Ad incidere in modo rilevante sulle opportunità professionali per le donne, ha spiegato il sottosegretario, è il loro ruolo centrale nella cura della casa e della famiglia, uno stereotipo che raggiunge il consenso del 51% della popolazione (di cui il 53% donne e il 44% uomini): fra le donne nella fascia di età 25-49 anni si rileva un forte gap occupazionale (74,3%) tra le donne con figli in età prescolare e le donne senza figli; le dimissioni volontarie coinvolgono nel 73% dei casi donne con figli, mentre sul fronte dei congedi parentali, nonostante sia in aumento il numero dei padri che ne usufruiscono (63,3 mila nel 2019), è ancora significativamente inferiore al numero delle madri (233,6 mila). “Una sperequazione ancora enorme – ha commentato Guerra – che ci dà un’indicazione di policy” e cioè che è “bene puntare sulla non cedibilità alla madre e il più possibile su elementi di obbligatorietà“. Ad incidere su questo aspetto ci sarebbe soprattutto la situazione “drammatica” che caratterizza i servizi educativi e gli asili nido: “la percentuale di bambini con meno di tre anni presi in carico da parte di asili nido pubblici raggiunge il 12,5 % nel 2017 e ancora più bassa è quella relativa ai servizi integrativi per la prima infanzia (1%)”, ha spiegato il sottosegretario. “È fondamentale investire nei servizi per l’infanzia liberando tempo di lavoro per le donne e investendo in settori che si caratterizzano per una maggiore occupazione femminile, un doppio dividendo quindi”, a cui se ne aggiunge un terzo, e cioè il ruolo fondamentale di questi servizi per ridurre le disuguaglianze in età adulta. Particolarmente allarmanti poi i dati sulla violenza di genere: secondo i dati, il 31,5% della donne ha subito violenze fisiche o sessuali nel corso della propria vita, un fenomeno che – ha spiegato Guerra – “trova origine non solo negli squilibri di potere ma anche nel radicamento di stereotipi che assegnano ruoli di genere”.

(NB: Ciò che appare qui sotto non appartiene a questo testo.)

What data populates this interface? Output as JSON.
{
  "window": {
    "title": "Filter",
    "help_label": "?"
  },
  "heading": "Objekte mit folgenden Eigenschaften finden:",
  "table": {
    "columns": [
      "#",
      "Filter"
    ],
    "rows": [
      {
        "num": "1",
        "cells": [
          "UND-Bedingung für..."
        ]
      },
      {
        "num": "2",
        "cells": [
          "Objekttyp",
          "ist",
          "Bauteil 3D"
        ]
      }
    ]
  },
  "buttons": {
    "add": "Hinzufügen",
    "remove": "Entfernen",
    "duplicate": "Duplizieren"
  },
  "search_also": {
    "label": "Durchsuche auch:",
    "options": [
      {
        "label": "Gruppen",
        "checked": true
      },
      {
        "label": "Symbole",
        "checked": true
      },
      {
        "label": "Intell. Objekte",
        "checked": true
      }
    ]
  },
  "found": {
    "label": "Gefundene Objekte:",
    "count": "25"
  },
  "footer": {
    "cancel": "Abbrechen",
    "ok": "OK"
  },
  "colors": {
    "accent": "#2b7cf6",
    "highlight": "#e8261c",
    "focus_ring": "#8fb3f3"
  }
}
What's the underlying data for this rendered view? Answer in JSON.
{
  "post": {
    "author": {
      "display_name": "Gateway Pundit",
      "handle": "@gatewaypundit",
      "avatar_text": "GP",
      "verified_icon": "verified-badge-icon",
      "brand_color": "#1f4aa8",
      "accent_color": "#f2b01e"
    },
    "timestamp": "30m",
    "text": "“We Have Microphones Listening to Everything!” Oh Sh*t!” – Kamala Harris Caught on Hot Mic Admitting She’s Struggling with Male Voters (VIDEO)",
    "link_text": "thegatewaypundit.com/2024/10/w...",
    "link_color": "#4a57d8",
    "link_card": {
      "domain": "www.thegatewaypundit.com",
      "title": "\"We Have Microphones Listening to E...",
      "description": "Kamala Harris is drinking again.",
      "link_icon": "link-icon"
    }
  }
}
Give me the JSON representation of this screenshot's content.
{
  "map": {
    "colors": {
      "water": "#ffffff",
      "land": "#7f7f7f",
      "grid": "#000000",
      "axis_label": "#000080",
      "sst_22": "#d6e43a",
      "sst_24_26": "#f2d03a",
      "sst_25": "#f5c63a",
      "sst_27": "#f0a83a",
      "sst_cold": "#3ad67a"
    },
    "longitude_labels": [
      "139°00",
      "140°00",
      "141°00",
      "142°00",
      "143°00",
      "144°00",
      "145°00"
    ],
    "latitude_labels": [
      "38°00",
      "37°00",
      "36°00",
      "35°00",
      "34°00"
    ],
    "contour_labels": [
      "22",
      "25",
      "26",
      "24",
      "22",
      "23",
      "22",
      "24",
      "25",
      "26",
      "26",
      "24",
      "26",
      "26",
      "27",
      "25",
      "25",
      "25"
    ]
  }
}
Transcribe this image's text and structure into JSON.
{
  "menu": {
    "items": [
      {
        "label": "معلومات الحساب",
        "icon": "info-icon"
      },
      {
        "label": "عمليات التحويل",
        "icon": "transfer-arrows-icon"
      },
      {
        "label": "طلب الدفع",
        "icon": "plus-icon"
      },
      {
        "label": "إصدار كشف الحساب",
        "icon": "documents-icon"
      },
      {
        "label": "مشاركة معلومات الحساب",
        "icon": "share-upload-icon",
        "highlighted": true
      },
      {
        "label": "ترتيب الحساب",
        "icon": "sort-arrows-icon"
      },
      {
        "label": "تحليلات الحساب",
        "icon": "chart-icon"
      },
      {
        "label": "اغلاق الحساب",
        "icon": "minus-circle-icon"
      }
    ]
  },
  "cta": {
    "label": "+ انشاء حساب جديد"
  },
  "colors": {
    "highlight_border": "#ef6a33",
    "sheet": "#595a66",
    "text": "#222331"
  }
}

“Vorrei considerare questo bilancio come strumento irrinunciabile per l’analisi di genere del nostro Paese – ha sottolineato il sottosegretario – una sorta di enciclopedia a cui fare riferimento perché ricchissima di dati e informazioni”. In questo senso, Guerra ha chiarito che la scelta del governo sulla spesa del Recovery Fund è di includere il più possibile nei processi di definizione e successiva valutazione dei piani nazionali si ripresa e resilienza una valutazione di impatto di genere, accanto a quelle già previste per la transizione ecologica e quella digitale. Questa scelta dovrebbe favorire la costruzione di indicatori disaggregati da utilizzare, anche in futuro, nella valutazione di tutte le politiche pubbliche, in tutti gli interventi settoriali e a tutti i livelli di governo.